Loneliness isn’t a feeling you have, or a specific emotion you experience. It’s not a simple mind frame you sometimes find yourself in. It’s so much more than that. It’s the depth of a missing piece. It’s emptiness. It’s rolling over at night and reaching for something that was never really there.
Being alone is something else entirely. It’s that independence you come to to appreciate, to own. It’s browsing a random bookshop with a coffee in hand for hours at a time. It’s recognizing the strength that comes with understanding yourself in a way that nobody else could ever be capable of. It’s knowing that you’re capable of making it through the roughest of storms – a little bruised, a little battered – but alive.
Truth be told there’s an enormous difference between the two. It’s only when taking that path from one to another that you truly come to appreciate the depth of the human experience. That euphoria you feel when holding someone’s hand? It’s perfectly okay to feel that sort of thing when you’re alone as well.
I guess you go through these different stages while navigating that messy path into adulthood. You think you’re ready for things and you rush right in only to find out you’re not. That there’s still a whole lot of learning to do.
It’s like suddenly you’re 15 and you’ve got your hands on booze for the first time. You totally think you’ll be able to handle it. Everyone else around you is managing, so why aren’t you? It seems like a great idea – until you’re stumbling blindly outside to chuck up those four cruisers on the front lawn before it has even hit midnight.
You wake up with a shitty hangover and there’s this very distinct thought that races to the front of your hazy mind. That this is something totally new. That it’s going to take time. That there’s nothing wrong with that.
Not my best metaphor, but it does the trick.
There was a period in my life late last year/early this year where I fell in and out of dating people at a far too frequent pace. I sort of jumped from person to person in a way that I never really had before. It was fun while it lasted but I got to this point where something ended and it just served as this giant wake-up call. I sort of had to ask myself what the hell I’d been doing. This wasn’t me. It never had been. So why I was trying to make it be?
Independence is something I’ve always prided myself on. Yet there I was looking back on a solid six month period where I’d very much been putting my happiness into the hands of other people.
I don’t think that’s healthy at all. Never have, never will. And to have found myself demonstrating the exact behavior that I’d always been so critical of? It genuinely startled me.

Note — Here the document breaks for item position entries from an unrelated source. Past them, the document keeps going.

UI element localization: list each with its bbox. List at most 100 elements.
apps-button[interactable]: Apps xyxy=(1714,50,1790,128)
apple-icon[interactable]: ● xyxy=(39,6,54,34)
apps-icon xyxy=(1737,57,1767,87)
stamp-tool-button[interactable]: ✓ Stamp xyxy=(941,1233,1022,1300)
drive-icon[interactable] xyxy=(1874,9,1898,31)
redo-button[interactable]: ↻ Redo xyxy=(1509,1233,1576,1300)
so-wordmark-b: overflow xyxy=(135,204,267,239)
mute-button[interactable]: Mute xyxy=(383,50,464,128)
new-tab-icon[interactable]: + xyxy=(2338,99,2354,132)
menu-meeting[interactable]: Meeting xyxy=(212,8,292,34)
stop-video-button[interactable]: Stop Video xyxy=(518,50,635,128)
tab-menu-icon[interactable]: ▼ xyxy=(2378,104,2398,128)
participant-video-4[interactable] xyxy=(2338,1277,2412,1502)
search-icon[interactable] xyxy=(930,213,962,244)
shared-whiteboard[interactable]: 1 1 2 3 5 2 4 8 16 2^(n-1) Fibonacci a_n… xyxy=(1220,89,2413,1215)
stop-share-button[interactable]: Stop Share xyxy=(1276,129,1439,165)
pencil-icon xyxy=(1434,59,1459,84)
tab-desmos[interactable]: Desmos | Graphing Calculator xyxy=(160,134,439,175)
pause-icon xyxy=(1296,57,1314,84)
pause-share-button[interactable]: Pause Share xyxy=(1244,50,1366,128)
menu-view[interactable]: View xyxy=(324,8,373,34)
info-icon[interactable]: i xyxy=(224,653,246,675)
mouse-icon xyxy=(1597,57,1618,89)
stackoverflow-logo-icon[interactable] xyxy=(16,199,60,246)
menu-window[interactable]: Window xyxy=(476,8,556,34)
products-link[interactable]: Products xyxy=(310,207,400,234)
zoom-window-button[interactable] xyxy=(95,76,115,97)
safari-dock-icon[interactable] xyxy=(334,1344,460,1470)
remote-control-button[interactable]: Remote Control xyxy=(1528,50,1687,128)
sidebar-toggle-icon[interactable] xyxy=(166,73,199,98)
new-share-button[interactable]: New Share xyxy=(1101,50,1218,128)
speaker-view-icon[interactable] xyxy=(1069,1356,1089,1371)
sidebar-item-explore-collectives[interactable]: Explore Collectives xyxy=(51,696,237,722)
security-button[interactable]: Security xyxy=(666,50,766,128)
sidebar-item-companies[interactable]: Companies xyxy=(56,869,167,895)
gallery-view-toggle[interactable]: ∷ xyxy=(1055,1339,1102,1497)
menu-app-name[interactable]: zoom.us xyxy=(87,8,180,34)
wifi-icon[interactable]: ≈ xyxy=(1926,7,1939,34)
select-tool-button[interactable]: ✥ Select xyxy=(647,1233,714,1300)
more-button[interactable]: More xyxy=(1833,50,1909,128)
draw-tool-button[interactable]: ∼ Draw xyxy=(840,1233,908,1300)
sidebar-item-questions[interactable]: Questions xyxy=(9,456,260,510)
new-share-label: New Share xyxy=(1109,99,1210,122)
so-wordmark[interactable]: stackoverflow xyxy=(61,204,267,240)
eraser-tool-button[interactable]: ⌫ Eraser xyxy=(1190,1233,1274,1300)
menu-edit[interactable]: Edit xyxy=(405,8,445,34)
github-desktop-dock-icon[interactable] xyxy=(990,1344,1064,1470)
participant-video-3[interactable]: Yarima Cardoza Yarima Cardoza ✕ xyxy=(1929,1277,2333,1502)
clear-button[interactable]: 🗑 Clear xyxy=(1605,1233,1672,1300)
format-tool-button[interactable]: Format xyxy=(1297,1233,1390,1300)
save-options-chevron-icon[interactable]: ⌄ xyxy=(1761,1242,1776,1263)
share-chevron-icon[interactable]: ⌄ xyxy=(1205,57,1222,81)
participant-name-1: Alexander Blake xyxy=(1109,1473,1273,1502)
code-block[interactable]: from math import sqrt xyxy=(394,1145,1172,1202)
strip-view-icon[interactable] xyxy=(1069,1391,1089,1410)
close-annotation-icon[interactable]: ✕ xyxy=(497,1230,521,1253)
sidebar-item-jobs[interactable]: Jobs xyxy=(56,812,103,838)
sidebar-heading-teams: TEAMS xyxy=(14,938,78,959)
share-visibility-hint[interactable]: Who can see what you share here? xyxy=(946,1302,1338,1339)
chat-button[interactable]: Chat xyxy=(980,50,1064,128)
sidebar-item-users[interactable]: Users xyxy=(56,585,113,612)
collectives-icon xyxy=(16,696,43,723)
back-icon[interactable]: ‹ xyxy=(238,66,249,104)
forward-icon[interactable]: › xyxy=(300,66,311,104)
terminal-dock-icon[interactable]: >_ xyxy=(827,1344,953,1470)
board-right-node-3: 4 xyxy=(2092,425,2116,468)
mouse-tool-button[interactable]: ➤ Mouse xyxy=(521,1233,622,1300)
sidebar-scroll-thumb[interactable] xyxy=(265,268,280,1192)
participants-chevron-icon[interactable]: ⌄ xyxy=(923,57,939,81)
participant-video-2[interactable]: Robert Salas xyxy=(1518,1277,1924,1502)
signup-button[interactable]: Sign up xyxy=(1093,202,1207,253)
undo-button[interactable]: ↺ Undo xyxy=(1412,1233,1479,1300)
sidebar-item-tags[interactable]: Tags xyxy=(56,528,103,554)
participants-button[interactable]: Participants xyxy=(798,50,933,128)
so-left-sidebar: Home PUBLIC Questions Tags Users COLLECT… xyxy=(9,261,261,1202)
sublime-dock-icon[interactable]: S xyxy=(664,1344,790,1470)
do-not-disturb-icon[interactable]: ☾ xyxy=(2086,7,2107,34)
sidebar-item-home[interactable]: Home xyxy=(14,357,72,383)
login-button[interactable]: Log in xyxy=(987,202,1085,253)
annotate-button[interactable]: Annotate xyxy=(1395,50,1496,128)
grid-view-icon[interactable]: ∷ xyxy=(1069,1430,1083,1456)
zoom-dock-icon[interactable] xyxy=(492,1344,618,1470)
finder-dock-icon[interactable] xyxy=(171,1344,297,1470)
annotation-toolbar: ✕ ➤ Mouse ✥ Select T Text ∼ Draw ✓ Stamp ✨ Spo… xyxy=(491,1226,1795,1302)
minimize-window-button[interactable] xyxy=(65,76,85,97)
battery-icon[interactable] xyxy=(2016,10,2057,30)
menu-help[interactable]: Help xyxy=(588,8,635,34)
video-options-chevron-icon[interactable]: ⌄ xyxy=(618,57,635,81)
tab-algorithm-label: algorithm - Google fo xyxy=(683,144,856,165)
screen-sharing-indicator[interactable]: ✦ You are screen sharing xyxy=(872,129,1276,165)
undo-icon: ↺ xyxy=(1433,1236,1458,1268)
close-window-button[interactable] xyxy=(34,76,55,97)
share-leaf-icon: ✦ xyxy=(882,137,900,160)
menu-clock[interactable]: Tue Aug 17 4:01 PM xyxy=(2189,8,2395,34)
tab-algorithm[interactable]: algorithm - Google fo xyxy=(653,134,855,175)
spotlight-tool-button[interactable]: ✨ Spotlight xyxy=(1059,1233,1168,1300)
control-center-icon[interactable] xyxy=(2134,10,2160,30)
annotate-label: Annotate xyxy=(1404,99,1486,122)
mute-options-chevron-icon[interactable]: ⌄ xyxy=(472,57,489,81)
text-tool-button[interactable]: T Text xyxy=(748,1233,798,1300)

I’d become one of those people who rushed from person to person in a desperate bid to not be alone. In the process I’d managed to lose sight of what I actually wanted out of my life. Of the things I wanted to achieve.
So I made a decision to head out on my own for a while. To turn that light off.
I can say without a moment’s hesitation that the last six months I’ve spent doing just that? Absolutely the best decision I’ve ever made. Cold? Yes? Lonely? Fuck yeah. But so, so necessary. If I’m being completely honest, I think everyone should take some time out once in a while. Spend a bit of time not defined by waiting for someone to text back; not locked in the neurotic head game that is dating as a twentysomething.
I did this and what it really did above all else was give me the time; the mental space I really needed to get back to the shit that actually mattered.
I graduated from university. I landed a really rad job in a really rad place. I worked on rebuilding those friendships I’d let slip away. I started building some very solid plans for my own future. I got back on the track that I’d accidentally wandered so far from.
I’ve come to understand that things happen precisely when they’re supposed to. Not a moment beforehand and not a moment after.
Do I feel ready for the next tornado to tear through my life? God no. You never know when these things are coming. That’s life.
It’s messy, it’s complicated, and I can almost guarantee it won’t make sense – but it’s all a part of it. It’s the price we pay for living.